Specific tasks include performing three measurement cycles for each standard concentration and assessing the unknown Rhodamine concentration after calibration.
85
What is the process for determining the excitation wavelength?
First, determine the excitation wavelength. This is the shorter wavelength range. (Note: set the lambda_Em higher than the highest range.)
86
What is the process for determining the emission wavelength?
Determine the emission wavelength, which has a longer wavelength range. But, set the lambda_ex as shorter than the lowest range.
87
How is fluorescence intensity measured in Rhodamine B analysis?
Measure the fluorescence intensity by pressing 'Measure 6' and set each wavelength for Em and Ex. Perform 3 cycles per standard concentration.
88
Why do magnesium ions fluoresce when complexed with 8-hydroxyquinoline?
Magnesium ions in isolation do not exhibit fluorescence; however, upon complexation with 8-hydroxyquinoline in an alcohol solution, they display fluorescence at specified excitation and emission wavelengths (Xex 420 nm and Aem 530 nm).
89
What is the procedure for preparing Mg²+ solutions for fluorescence analysis?

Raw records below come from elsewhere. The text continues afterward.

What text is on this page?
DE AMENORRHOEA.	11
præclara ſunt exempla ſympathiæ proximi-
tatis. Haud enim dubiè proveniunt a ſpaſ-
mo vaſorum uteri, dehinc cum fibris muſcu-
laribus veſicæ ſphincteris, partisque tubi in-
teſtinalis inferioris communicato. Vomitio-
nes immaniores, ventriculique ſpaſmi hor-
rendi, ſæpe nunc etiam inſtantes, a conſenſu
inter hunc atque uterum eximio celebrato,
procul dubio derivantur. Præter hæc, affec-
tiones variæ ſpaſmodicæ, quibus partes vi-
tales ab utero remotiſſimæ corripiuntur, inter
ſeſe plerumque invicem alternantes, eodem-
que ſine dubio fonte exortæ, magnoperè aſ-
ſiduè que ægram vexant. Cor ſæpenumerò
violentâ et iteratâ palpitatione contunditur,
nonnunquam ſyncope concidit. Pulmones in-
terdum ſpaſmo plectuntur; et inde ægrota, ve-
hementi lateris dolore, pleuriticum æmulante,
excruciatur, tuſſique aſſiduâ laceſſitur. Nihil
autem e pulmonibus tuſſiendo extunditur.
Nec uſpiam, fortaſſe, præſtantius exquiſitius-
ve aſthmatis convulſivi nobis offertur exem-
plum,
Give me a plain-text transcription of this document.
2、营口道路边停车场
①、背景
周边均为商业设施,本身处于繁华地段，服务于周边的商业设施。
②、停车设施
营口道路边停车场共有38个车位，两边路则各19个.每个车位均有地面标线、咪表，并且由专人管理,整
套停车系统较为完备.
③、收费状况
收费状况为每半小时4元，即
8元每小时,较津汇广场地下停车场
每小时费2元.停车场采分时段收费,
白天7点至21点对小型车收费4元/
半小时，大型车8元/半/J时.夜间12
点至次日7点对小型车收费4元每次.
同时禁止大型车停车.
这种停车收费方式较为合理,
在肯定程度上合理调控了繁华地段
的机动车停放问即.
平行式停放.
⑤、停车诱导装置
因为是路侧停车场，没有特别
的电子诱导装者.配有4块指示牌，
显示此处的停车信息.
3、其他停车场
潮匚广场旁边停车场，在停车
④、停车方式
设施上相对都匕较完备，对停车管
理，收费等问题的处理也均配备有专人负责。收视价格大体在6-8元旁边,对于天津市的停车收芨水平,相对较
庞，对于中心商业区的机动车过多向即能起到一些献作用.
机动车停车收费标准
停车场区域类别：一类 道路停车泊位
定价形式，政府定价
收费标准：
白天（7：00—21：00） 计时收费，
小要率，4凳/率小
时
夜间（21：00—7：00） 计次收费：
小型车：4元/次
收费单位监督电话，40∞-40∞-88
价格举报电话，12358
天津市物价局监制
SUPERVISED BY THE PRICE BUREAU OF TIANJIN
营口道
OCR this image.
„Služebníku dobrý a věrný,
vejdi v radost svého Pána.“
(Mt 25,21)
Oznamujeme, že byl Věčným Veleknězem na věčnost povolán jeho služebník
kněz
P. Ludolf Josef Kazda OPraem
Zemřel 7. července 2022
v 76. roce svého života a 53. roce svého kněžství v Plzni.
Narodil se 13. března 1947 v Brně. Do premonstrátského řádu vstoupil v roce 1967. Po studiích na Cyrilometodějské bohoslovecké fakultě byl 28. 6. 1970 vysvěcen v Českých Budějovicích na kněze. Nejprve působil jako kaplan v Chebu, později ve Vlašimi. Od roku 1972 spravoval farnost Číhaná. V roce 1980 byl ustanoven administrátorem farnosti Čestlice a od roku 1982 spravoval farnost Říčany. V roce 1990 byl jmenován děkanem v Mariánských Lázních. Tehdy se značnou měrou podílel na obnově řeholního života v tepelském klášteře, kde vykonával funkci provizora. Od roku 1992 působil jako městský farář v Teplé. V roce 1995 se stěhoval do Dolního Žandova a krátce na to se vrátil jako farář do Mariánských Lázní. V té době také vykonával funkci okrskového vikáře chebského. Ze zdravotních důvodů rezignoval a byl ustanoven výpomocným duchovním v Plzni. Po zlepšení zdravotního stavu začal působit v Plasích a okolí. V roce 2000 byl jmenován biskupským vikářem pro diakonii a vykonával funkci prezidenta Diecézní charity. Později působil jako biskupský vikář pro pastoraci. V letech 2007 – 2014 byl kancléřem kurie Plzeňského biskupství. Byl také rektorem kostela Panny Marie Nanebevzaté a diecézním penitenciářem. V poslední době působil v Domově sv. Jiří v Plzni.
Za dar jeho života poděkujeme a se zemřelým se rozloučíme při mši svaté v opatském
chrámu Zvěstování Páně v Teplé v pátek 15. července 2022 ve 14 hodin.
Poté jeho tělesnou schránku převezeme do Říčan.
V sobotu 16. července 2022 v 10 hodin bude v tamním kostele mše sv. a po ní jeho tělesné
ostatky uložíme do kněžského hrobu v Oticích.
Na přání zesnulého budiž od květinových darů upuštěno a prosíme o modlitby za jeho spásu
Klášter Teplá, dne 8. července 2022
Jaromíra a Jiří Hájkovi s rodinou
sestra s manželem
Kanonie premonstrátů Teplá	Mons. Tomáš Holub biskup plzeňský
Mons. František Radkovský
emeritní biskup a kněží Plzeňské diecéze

The procedure begins with the preparation of various volumes of 10 ppm Mg²+ solutions mixed with 100 ppm 8-hydroxyquinoline.
90
How are excitation and emission wavelengths determined for Mg²+ fluorescence analysis?
Excitation and emission wavelengths need to be determined by scanning the highest concentration standard solution, with Xex and Xem recorded for further analysis.
91
What is the purpose of preparing a calibration curve in fluorescence analysis?
The calibration curve plots fluorescence intensity against Mg²+ concentration and helps quantify the concentration of an unknown Mg²+ solution.
92
What are the final steps in Mg²+ fluorescence analysis?
Final steps include calculating the regression coefficient, determining the slope and equation of the calibration line to evaluate the linear relationship between fluorescence and concentration, and quantifying the concentration of an unknown Mg²+ solution using the established curve.
93
Why is determining the excitation spectrum important?
The excitation spectrum helps identify the optimal wavelength for exciting a given fluorescent compound, enhancing measurement accuracy.
94
What is the difference between excitation wavelength (Xex) and emission wavelength (Xem)?
Excitation wavelength (Xex) is the specific wavelength utilized to stimulate fluorescence, while emission wavelength (Xem) is the wavelength at which the emitted fluorescence is detected.
95
Why is evaluating fluorescence intensity for both the sample and the blank important?
Evaluating fluorescence intensity for both the cell (sample) and the blank is crucial for establishing a baseline measurement, ensuring reliability, and minimizing potential interference from environmental variables or contaminants.